We all know the adage about viewing a glass as either half full or half empty. The jest of the adage is that we can see what is front of us as a blessing or as curse.
A recent glass half full blessing was presented to me as I suffered from a horrible asthma attack. My floors took revenge on me and after scrubbing every nook and cranny, the fumes overwhelmed me and I couldn't breathe. My husband took me to the doctor where I was given a steroid shot, a breathing treatment and a chest x-ray. The doctor scratched his head not really understanding why I had such a sudden reaction when I've never had such a reaction.
Later, I saw my primary car physician and discussed it all at length with her. I had 24 hours to think about it. Being a holiday, the first doctor was at the fantastic CareNow facility. As I sat with my doctor, I outlined breathing issues that I have had my entire life and that as a rule I stay away from strong chemicals. She concluded that I have had asthma my entire life but never had an issue because I learned my triggers and stayed away from them.

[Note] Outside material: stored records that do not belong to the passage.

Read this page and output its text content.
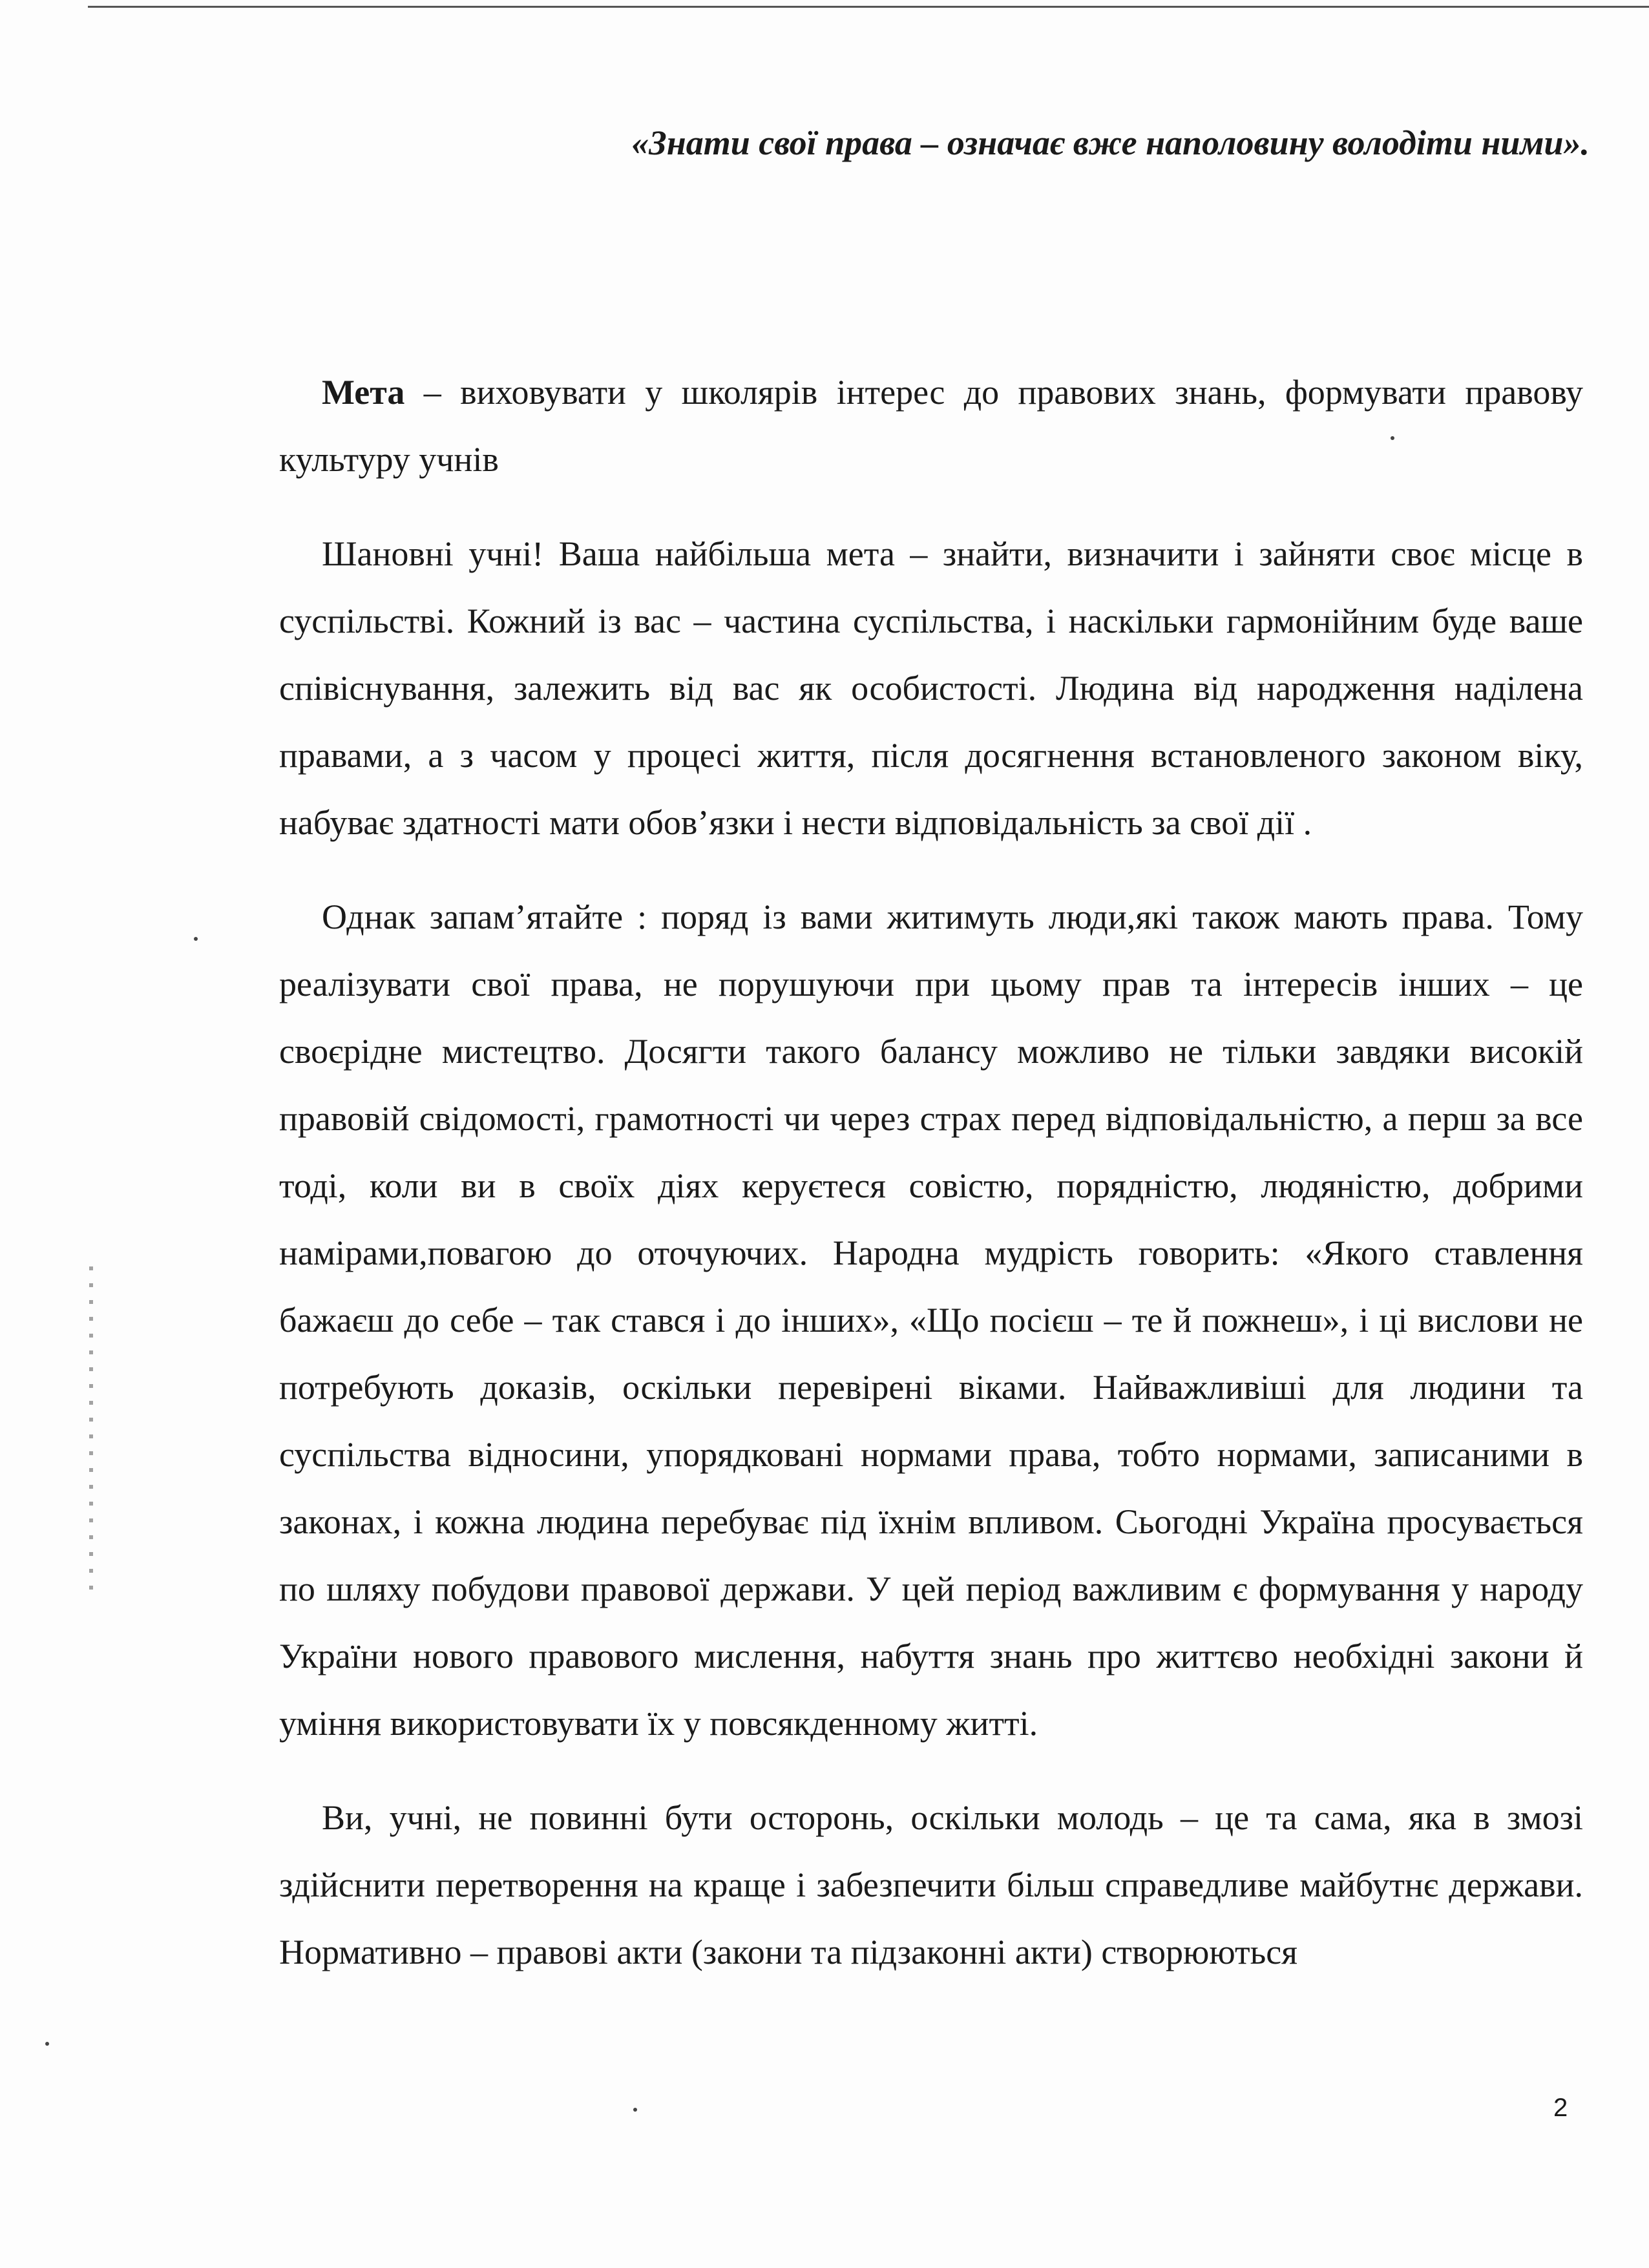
«Знати свої права – означає вже наполовину володіти ними».

Мета – виховувати у школярів інтерес до правових знань, формувати правову культуру учнів

Шановні учні! Ваша найбільша мета – знайти, визначити і зайняти своє місце в суспільстві. Кожний із вас – частина суспільства, і наскільки гармонійним буде ваше співіснування, залежить від вас як особистості. Людина від народження наділена правами, а з часом у процесі життя, після досягнення встановленого законом віку, набуває здатності мати обов’язки і нести відповідальність за свої дії .

Однак запам’ятайте : поряд із вами житимуть люди,які також мають права. Тому реалізувати свої права, не порушуючи при цьому прав та інтересів інших – це своєрідне мистецтво. Досягти такого балансу можливо не тільки завдяки високій правовій свідомості, грамотності чи через страх перед відповідальністю, а перш за все тоді, коли ви в своїх діях керуєтеся совістю, порядністю, людяністю, добрими намірами,повагою до оточуючих. Народна мудрість говорить: «Якого ставлення бажаєш до себе – так стався і до інших», «Що посієш – те й пожнеш», і ці вислови не потребують доказів, оскільки перевірені віками. Найважливіші для людини та суспільства відносини, упорядковані нормами права, тобто нормами, записаними в законах, і кожна людина перебуває під їхнім впливом. Сьогодні Україна просувається по шляху побудови правової держави. У цей період важливим є формування у народу України нового правового мислення, набуття знань про життєво необхідні закони й уміння використовувати їх у повсякденному житті.

Ви, учні, не повинні бути осторонь, оскільки молодь – це та сама, яка в змозі здійснити перетворення на краще і забезпечити більш справедливе майбутнє держави. Нормативно – правові акти (закони та підзаконні акти) створюються

2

She sent me home with a nebulizer and breathing treatments. And I spent the rest of the week and part of the next laying around the house, watching TV and napping when Snugglebug napped.
I could easily view this is a glass half empty and moan and groan about my new diagnosis of asthma, but instead I see it as a blessing in disguise. I would have never known that I had asthma and needed to be especially careful in certain situations if I had not had this asthma attack. I, now, have an inhaler in my purse and know the symptoms of an asthma attack and when to use the inhaler. Interestingly enough, I have had these symptoms in the past, especially around cigarette smoke but the situation always corrected itself after I removed myself from the carcinogen.
I've also never been able to run or jog because I would start wheezing and coughing. This was always so disappointing because I was told this was my fault for not breathing correctly. Really! I didn't realize one needed to take a class to learn how to breathe. I thought it was automatic. Either you did or you didn't! Nevertheless, I took the blame. Now, I know the problem wasn't my lack of understanding of breathing but asthma. And, now, I can treat it.
On my bucket list is a half marathon. With this new diagnosis, I believe I actually have a shot at being able to breathe for the entire 13 miles, not to mention all the miles involved in training.